Some queries span domains. A fraud investigation might need both transaction-pattern analysis and regulatory-compliance reasoning. The merge layer handles these compound queries by orchestrating multiple experts and reconciling their outputs.

This is the hardest component to get right, and it is where most of the open research sits. Naive concatenation of expert outputs produces incoherent answers. Two families of approach show up in the public literature: parameter-space merging, where expert weights are fused into a single set of parameters (knowledge fusion, model merging), and output-space synthesis, where each expert emits a structured result (findings, evidence, a confidence estimate) and a lightweight coordinator composes them. The coordinator is itself specialized, but its job is composition, not domain expertise. Which family wins depends on whether the experts share a lineage and how much the domains overlap; we treat this as an empirical question per deployment rather than a settled one.

Routing strategies in practice

Three patterns recur, each trading cost against robustness at the boundary.

Embedding-based classification

The simplest approach: encode the query with a general-purpose embedding model, then classify it against predefined domain clusters. It works well when domains are semantically distinct (medicine versus law) and struggles when they overlap (financial compliance versus financial trading), where the same vocabulary maps to different experts. Its appeal is latency: a single embedding pass and a cheap classifier.

Cascading routers

A two-stage design for ambiguous queries. A coarse first router makes a fast classification; if its confidence falls below a threshold, a second, more expensive stage, sometimes a small LLM examining intent, takes a closer look. This spends extra latency only on the uncertain tail, where naive routers are least reliable.

Multi-expert activation

When a query is compound, the router activates several experts and hands their outputs to the merge layer. It is the most expensive pattern, so the router should be conservative about invoking it: each extra expert adds latency and cost roughly linearly. The discipline is to reserve multi-activation for queries that a single expert demonstrably cannot cover, not for every query that looks slightly ambiguous.

Production considerations

A composed system introduces operational complexity that a single model avoids. For accuracy-critical applications the trade is usually worth it, provided teams account for the costs below.

Versioning becomes multi-dimensional. Each head has its own version and training-data lineage; the trunk has its own; the router has its own. A "system version" is a specific combination of all of them, which demands disciplined release tooling.
Monitoring is per-expert. A regression in one head does not implicate the others. The blast radius is contained, but the price is per-domain dashboards and alerting.
Adding a domain is modular. You train a new head on the existing trunk, register it with the router, and deploy. The other heads are untouched, which is simpler than retraining a monolith to absorb a new capability.
Cost scales with usage, not capacity. Low-traffic domains can be served on smaller infrastructure or cold-started on demand, whereas a monolith must be provisioned for peak aggregate load at all times.
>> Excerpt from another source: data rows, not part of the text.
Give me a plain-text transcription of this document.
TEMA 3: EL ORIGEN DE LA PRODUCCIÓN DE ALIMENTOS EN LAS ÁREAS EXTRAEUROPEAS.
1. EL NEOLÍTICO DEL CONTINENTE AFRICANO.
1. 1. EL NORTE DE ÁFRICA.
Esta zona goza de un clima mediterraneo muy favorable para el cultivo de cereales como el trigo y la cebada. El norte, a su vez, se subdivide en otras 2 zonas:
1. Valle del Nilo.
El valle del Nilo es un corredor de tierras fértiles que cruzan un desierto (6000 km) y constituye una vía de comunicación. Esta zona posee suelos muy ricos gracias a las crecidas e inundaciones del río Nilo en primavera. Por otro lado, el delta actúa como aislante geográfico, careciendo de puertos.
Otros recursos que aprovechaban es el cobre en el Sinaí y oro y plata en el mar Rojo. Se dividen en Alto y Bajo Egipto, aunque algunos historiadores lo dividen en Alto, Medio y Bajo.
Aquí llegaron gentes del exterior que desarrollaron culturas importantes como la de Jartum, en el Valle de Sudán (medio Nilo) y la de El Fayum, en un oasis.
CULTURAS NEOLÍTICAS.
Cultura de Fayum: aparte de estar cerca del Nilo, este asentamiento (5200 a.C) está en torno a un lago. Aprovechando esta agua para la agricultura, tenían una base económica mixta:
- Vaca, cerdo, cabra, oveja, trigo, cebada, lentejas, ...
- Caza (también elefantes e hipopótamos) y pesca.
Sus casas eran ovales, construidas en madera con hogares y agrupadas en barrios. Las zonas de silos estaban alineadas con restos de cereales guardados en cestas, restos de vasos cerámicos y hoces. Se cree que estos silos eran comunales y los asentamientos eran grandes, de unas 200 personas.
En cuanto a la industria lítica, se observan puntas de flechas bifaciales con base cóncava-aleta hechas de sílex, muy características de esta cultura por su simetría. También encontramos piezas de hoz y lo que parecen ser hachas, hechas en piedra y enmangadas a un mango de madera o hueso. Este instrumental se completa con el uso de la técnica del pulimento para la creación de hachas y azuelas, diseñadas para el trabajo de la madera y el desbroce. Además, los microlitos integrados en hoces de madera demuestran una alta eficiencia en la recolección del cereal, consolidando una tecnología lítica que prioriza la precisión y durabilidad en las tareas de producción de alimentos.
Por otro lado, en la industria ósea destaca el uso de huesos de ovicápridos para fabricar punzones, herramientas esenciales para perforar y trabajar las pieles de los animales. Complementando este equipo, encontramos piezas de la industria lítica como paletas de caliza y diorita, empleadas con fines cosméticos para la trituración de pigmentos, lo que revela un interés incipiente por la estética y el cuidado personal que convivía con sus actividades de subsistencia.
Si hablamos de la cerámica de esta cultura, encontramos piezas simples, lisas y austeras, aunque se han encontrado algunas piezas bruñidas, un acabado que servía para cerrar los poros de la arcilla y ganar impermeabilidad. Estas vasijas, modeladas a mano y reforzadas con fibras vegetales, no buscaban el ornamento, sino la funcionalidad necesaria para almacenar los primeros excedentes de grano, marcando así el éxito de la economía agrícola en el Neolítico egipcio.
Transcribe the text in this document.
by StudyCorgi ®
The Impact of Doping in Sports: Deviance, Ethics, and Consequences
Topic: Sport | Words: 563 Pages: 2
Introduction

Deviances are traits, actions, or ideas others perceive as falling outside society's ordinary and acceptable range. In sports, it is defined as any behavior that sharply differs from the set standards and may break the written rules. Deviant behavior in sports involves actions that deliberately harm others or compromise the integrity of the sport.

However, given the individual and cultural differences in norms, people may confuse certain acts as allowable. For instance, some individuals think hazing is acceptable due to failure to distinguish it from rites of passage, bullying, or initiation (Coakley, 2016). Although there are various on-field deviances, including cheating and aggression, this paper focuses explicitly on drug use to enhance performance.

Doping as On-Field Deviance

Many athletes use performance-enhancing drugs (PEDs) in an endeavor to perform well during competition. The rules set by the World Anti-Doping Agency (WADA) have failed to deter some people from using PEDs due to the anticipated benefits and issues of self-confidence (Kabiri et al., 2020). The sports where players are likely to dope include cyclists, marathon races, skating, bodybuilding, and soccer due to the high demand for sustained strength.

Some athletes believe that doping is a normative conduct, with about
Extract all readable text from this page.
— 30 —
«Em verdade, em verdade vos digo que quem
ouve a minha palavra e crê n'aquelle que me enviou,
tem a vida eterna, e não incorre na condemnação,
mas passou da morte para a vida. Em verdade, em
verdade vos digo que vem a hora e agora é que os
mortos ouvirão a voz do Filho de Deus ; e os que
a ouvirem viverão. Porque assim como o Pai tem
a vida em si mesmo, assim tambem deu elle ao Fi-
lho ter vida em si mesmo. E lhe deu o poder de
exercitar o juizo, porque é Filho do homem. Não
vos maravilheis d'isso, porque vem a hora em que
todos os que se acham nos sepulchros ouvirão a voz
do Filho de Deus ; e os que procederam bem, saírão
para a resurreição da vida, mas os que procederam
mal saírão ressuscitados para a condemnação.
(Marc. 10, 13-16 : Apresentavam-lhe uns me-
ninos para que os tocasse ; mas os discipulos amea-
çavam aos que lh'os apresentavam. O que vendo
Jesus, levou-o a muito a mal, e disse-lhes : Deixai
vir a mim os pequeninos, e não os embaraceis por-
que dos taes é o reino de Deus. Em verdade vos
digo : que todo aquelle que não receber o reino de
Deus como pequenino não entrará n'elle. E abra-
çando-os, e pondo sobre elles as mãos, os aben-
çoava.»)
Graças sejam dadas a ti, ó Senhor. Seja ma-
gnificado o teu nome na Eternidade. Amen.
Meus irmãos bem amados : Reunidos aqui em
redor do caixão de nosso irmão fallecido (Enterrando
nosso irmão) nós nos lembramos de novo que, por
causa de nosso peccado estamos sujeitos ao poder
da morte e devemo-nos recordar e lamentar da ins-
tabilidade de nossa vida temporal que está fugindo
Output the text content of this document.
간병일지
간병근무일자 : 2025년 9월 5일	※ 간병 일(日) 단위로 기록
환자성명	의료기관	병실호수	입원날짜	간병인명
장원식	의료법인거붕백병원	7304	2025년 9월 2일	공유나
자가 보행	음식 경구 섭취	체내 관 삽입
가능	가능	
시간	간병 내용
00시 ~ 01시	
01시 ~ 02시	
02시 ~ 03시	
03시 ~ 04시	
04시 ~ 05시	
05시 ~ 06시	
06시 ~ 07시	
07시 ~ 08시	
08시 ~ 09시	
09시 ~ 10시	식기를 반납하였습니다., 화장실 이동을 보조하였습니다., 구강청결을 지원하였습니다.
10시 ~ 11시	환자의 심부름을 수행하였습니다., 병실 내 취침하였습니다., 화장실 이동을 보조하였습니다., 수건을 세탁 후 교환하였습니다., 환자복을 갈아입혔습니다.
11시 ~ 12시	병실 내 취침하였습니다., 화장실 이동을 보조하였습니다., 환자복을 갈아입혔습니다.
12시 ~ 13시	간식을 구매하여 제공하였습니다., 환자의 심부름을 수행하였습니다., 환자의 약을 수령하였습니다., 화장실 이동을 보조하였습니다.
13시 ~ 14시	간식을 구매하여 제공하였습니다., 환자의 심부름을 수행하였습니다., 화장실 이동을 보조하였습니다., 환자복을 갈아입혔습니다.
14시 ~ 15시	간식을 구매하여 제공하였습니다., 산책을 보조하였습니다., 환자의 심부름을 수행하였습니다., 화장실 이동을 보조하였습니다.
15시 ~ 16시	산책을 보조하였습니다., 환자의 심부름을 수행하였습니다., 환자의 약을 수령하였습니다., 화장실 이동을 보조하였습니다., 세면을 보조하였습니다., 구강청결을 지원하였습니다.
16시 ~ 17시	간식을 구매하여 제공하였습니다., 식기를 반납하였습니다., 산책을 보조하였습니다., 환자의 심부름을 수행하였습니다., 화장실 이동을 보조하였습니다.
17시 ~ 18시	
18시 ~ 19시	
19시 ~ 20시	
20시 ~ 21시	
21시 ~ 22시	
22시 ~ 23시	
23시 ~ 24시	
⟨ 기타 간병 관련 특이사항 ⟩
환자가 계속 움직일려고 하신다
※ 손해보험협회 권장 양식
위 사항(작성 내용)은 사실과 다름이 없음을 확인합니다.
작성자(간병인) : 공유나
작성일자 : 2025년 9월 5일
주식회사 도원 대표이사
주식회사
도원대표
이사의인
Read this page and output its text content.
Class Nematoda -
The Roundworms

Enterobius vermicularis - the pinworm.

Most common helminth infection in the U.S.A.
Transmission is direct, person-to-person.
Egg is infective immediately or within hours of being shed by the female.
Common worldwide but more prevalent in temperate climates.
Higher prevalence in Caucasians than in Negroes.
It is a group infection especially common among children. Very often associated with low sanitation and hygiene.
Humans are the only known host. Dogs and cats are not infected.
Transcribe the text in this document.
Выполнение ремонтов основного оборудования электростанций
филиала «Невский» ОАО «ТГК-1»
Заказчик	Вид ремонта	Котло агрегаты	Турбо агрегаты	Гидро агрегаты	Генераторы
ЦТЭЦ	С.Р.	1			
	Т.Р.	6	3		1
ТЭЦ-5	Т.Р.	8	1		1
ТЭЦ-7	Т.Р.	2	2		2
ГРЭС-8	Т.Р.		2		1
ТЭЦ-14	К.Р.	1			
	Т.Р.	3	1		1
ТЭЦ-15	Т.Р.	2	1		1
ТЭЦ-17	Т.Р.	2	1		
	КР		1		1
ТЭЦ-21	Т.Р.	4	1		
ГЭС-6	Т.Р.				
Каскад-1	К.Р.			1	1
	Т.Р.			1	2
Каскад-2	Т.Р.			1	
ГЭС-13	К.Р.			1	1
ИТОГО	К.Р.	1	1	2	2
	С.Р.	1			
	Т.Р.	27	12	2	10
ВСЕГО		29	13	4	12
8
What this means for how we build

The interlocking view reframes the question Auxerta cares about most. Our work is on post-transformer architectures: sub-quadratic sequence models whose trunk holds representations that stay useful beyond next-token prediction. Composition is what that trunk is for. A trunk that has learned transferable structure makes good heads cheap to attach; a trunk that has merely memorized surface statistics makes every head an uphill fight.

So the bottleneck we optimize against is not model count or serving plumbing, which commoditize. It is the quality of the shared representation and the stability of the interfaces along which heads attach, route, and merge. Get the trunk right and the compound system on top of it becomes an exercise in composition rather than a series of expensive retrainings. That connects our pretraining work to the specialized models we ship through Neognathae: train one trunk well, then attach the experts that each domain needs.